To see a full real example, you can review how I wrote Torrentinim, leave a star if you learn something from it! https://github.com/sergiotapia/torrentinim

Let’s create a simple type called Torrent to keep the data we crawl in a nice object.

import times

type
  Torrent* = object
    name*: string
    source*: string
    uploaded_at*: DateTime
    canonical_url*: string
    magnet_url*: string
    size*: string
    seeders*: int
    leechers*: int

proc newTorrent*(): Torrent =
  result = Torrent(uploaded_at: now())

We need to write a crawler, let’s build one that grabs the latest torrent uploads on eztv. This will download the XML feed of the latest torrents.

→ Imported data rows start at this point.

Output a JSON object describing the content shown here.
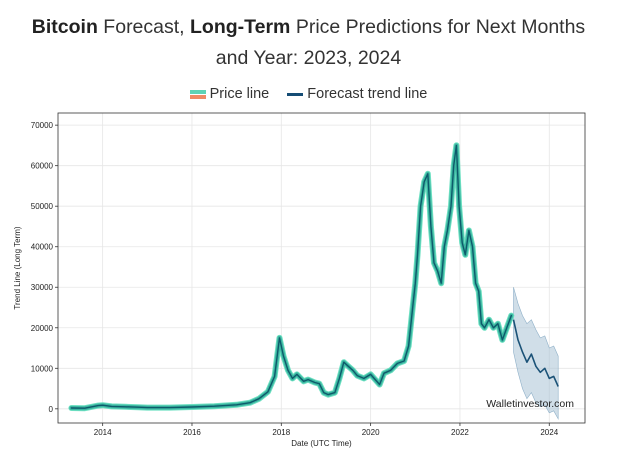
{
  "page": {
    "title_bold_1": "Bitcoin",
    "title_text_1": " Forecast, ",
    "title_bold_2": "Long-Term",
    "title_text_2": " Price Predictions for Next Months",
    "title_line_2": "and Year: 2023, 2024"
  },
  "legend": {
    "price_label": "Price line",
    "trend_label": "Forecast trend line"
  },
  "watermark": "Walletinvestor.com",
  "colors": {
    "price_fill": "#3bb5a0",
    "price_edge": "#6ee0c2",
    "price_core": "#0d5a6a",
    "forecast_line": "#1b5277",
    "forecast_band": "#a9c3d6",
    "grid": "#e6e6e6"
  },
  "chart_data": {
    "type": "line",
    "title": "",
    "xlabel": "Date (UTC Time)",
    "ylabel": "Trend Line (Long Term)",
    "xlim": [
      2013.0,
      2024.8
    ],
    "ylim": [
      -3500,
      73000
    ],
    "x_ticks": [
      2014,
      2016,
      2018,
      2020,
      2022,
      2024
    ],
    "y_ticks": [
      0,
      10000,
      20000,
      30000,
      40000,
      50000,
      60000,
      70000
    ],
    "grid": true,
    "legend_position": "top-center",
    "series": [
      {
        "name": "Price line",
        "x": [
          2013.3,
          2013.6,
          2013.9,
          2014.0,
          2014.2,
          2014.5,
          2014.8,
          2015.0,
          2015.5,
          2016.0,
          2016.5,
          2017.0,
          2017.3,
          2017.5,
          2017.7,
          2017.85,
          2017.96,
          2018.05,
          2018.15,
          2018.25,
          2018.35,
          2018.5,
          2018.6,
          2018.75,
          2018.85,
          2018.95,
          2019.05,
          2019.2,
          2019.3,
          2019.4,
          2019.5,
          2019.6,
          2019.7,
          2019.85,
          2020.0,
          2020.2,
          2020.3,
          2020.45,
          2020.6,
          2020.75,
          2020.85,
          2020.95,
          2021.0,
          2021.05,
          2021.12,
          2021.2,
          2021.28,
          2021.35,
          2021.42,
          2021.5,
          2021.58,
          2021.65,
          2021.72,
          2021.8,
          2021.86,
          2021.92,
          2021.98,
          2022.05,
          2022.12,
          2022.2,
          2022.28,
          2022.35,
          2022.42,
          2022.48,
          2022.55,
          2022.65,
          2022.75,
          2022.85,
          2022.95,
          2023.05,
          2023.15
        ],
        "values": [
          200,
          150,
          800,
          900,
          600,
          500,
          400,
          300,
          300,
          450,
          650,
          1000,
          1500,
          2500,
          4200,
          8000,
          17500,
          13000,
          9500,
          7500,
          8500,
          6800,
          7200,
          6500,
          6200,
          4000,
          3500,
          4000,
          7500,
          11500,
          10500,
          9500,
          8200,
          7500,
          8500,
          6000,
          8800,
          9500,
          11200,
          11800,
          15500,
          26000,
          31000,
          38000,
          50000,
          56000,
          58000,
          45000,
          36000,
          34000,
          31000,
          40000,
          44000,
          50000,
          60000,
          65000,
          50000,
          41000,
          38000,
          44000,
          40000,
          31000,
          29000,
          21000,
          20000,
          22000,
          20000,
          21000,
          17000,
          20000,
          23000
        ]
      },
      {
        "name": "Forecast trend line",
        "x": [
          2023.2,
          2023.3,
          2023.4,
          2023.5,
          2023.6,
          2023.7,
          2023.8,
          2023.9,
          2024.0,
          2024.1,
          2024.2
        ],
        "values": [
          22000,
          17000,
          14000,
          11500,
          13500,
          10500,
          9000,
          10000,
          7500,
          8000,
          5500
        ],
        "band_upper": [
          30000,
          26000,
          23000,
          21000,
          22000,
          19500,
          17500,
          18000,
          15000,
          15500,
          13000
        ],
        "band_lower": [
          14000,
          9000,
          5000,
          2500,
          4000,
          1500,
          500,
          1000,
          -1000,
          -500,
          -2500
        ]
      }
    ]
  }
}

proc fetchXml(): Future[XmlNode] {.async} =
  let client = newAsyncHttpClient()
  let xml = await client.getContent("https://eztv.io/ezrss.xml")
  let xmlStream = newStringStream(xml)
  client.close()
  return parseXML(xmlStream)

Now we can parse that XML pretty easily.

proc fetchLatest*() {.async} =
  echo "[eztv] Starting EZTV crawl"

  var xmlRoot = await fetchXml()
  for item_node in xmlRoot.findAll("item"):
    var torrent: Torrent = newTorrent()
    torrent.name = item_node.child("title").innerText
    torrent.source = "eztv"
    torrent.canonical_url = item_node.child("link").innerText
    torrent.size = item_node.child("torrent:contentLength").innerText
    torrent.seeders = parseInt(item_node.child("torrent:seeds").innerText)
    torrent.leechers = parseInt(item_node.child("torrent:peers").innerText)
    for ic in item_node.child("torrent:magnetURI").items:
      torrent.magnet_url = ic.text
      
    echo "Torrent: {torrent}"  

Finally we need a way to start our crawler and periodically run it:

proc startCrawl*() {.async} =
  while true:
    try:
      await fetchLatest()
      await sleepAsync(30000)
    except:
      echo "[eztv] Crawler error, restarting..."

Special notice: - The {.async} pragma. - The sleepAsync function call - The await

In our main module, we can start a simple Jester API, and keep our crawlers running indefinitely.

import htmlgen
import jester
import threadpool
import "database"
import "./helpers/datetime"
from "./crawlers/eztv" import nil
from "./crawlers/leetx.nim" import nil
from "./crawlers/nyaa.nim" import nil
from "./crawlers/nyaa_pantsu.nim" import nil
from "./crawlers/yts.nim" import nil
from "./crawlers/torrent_downloads.nim" import nil

when isMainModule:
  asyncCheck eztv.startCrawl()
  asyncCheck leetx.startCrawl()
  asyncCheck nyaa.startCrawl()
  asyncCheck nyaa_pantsu.startCrawl()
  asyncCheck yts.startCrawl()
  asyncCheck torrentdownloads.startCrawl()
  
  router apiRouter:
    get "/":
      resp "Jester is running!"

  let port = Port 5000
  var jesterServer = initJester(apiRouter, settings=newSettings(port=port))
  jesterServer.serve()

asyncCheck: https://nim-lang.org/docs/asyncfutures.html#asyncCheck%2CFuture[T]

Sets a callback on future which raises an exception if the future finished with an error. This should be used instead of discard to discard void futures, or use waitFor if you need to wait for the future’s completion.